A huge galaxy orbiting the Milky Way as appeared out of nowhere. The recently spotted galaxy, which as been named Crater 2, is around 400,000 light-years away.

You may be asking how did a galaxy this big stay hidden so long? The current consensus among scientists is the fact that Crater 2 has always been there, but we couldn’t see it.

“This is indeed a very rare discovery,” lead researcher Vasily Belokurov from the University of Cambridge, told The Huffington Post. “A galaxy like Crater 2 is a sort of invisible object.”

This basically means that its brighter neighbors have masked Crater 2 and it only registered in scientific instruments just recently. In fact, scientists are calling it one of the dimmest galaxies ever detected.

Because galaxies don’t tend to have defined edges, astronomers often describe them in terms of their ‘half-light diameter’, which basically means the diameter of the part of the galaxy that emits half its light.

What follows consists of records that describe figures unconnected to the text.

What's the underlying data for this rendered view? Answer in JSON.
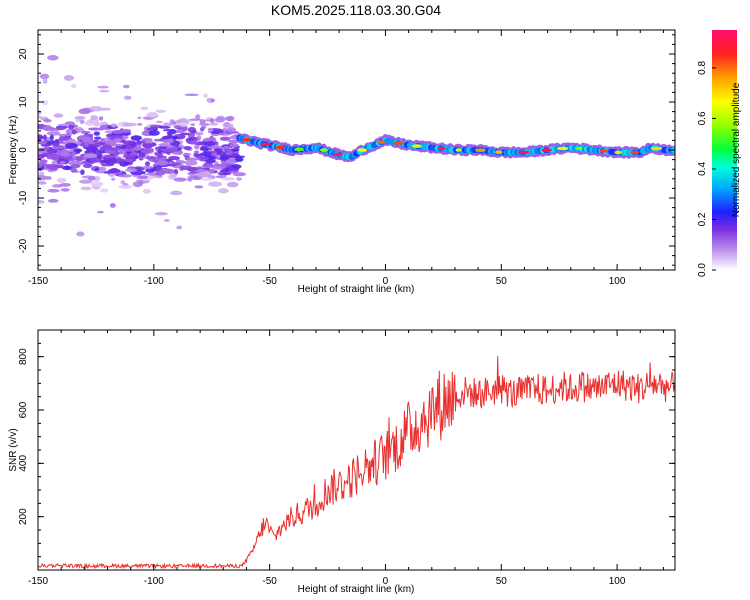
{
  "title": "KOM5.2025.118.03.30.G04",
  "colors": {
    "snr_line": "#e8312e",
    "frame": "#000000"
  },
  "chart_data": [
    {
      "type": "heatmap",
      "xlabel": "Height of straight line (km)",
      "ylabel": "Frequency (Hz)",
      "xlim": [
        -150,
        125
      ],
      "ylim": [
        -25,
        25
      ],
      "xticks": [
        "-150",
        "-100",
        "-50",
        "0",
        "50",
        "100"
      ],
      "yticks": [
        "-20",
        "-10",
        "0",
        "10",
        "20"
      ],
      "colorbar": {
        "label": "Normalized spectral amplitude",
        "range": [
          0,
          0.95
        ],
        "ticks": [
          "0.0",
          "0.2",
          "0.4",
          "0.6",
          "0.8"
        ]
      },
      "description_of_trend": "Scattered low-amplitude points from -150 to -63 km within roughly -20 to 20 Hz; a continuous high-amplitude band near 0 to 2 Hz from -63 km to 125 km",
      "ridge": {
        "x": [
          -63,
          -55,
          -45,
          -40,
          -30,
          -20,
          -15,
          -10,
          -5,
          0,
          5,
          10,
          20,
          30,
          40,
          50,
          60,
          70,
          80,
          90,
          100,
          110,
          115,
          120,
          125
        ],
        "y": [
          2.5,
          1.5,
          0.5,
          0,
          0.5,
          -1,
          -1.5,
          0,
          1,
          2,
          1.5,
          1,
          0.5,
          0,
          0,
          -0.5,
          -0.5,
          0,
          0.5,
          0,
          -0.5,
          -0.5,
          0.5,
          0,
          0
        ]
      },
      "scatter_region": {
        "x": [
          -150,
          -63
        ],
        "y": [
          -20,
          20
        ]
      }
    },
    {
      "type": "line",
      "xlabel": "Height of straight line (km)",
      "ylabel": "SNR (v/v)",
      "xlim": [
        -150,
        125
      ],
      "ylim": [
        0,
        900
      ],
      "xticks": [
        "-150",
        "-100",
        "-50",
        "0",
        "50",
        "100"
      ],
      "yticks": [
        "200",
        "400",
        "600",
        "800"
      ],
      "series": [
        {
          "x": [
            -150,
            -140,
            -130,
            -120,
            -110,
            -100,
            -90,
            -80,
            -70,
            -62,
            -58,
            -55,
            -52,
            -48,
            -45,
            -40,
            -35,
            -30,
            -25,
            -20,
            -15,
            -10,
            -5,
            0,
            5,
            10,
            15,
            20,
            25,
            30,
            35,
            40,
            45,
            50,
            55,
            60,
            65,
            70,
            75,
            80,
            85,
            90,
            95,
            100,
            105,
            110,
            115,
            120,
            125
          ],
          "y": [
            15,
            18,
            14,
            16,
            15,
            15,
            14,
            16,
            15,
            15,
            60,
            120,
            180,
            120,
            160,
            200,
            220,
            250,
            300,
            320,
            340,
            380,
            400,
            430,
            470,
            520,
            560,
            600,
            630,
            650,
            670,
            660,
            670,
            680,
            660,
            670,
            680,
            670,
            690,
            680,
            690,
            680,
            690,
            700,
            690,
            680,
            700,
            690,
            680
          ]
        }
      ]
    }
  ]
}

Based on the analysis so far, the astronomers calculate that Crater 2 has a half-light diameter of around 7,000 light-years. This means if we could see it in the night sky, it would look twice as big as the full moon – but also a whole lot more dimmer, because of how far apart its stars are.

According to another study conducted by Williams College in Massachusetts, there many be evidence that Crater 2 might belong to a small group of galaxies that are currently circling the Milky Way.

“It is always fun to discover a nearby neighbor about which we didn’t know before, and the dwarf galaxy Crater 2 falls into that category. It seems to be aligned with a handful of other astronomically nearby objects, which may be teaching us how our group of galaxies formed,” Jay Pasachoff, an astronomer at Williams College in Massachusetts, mentioned also to the Huffington Post.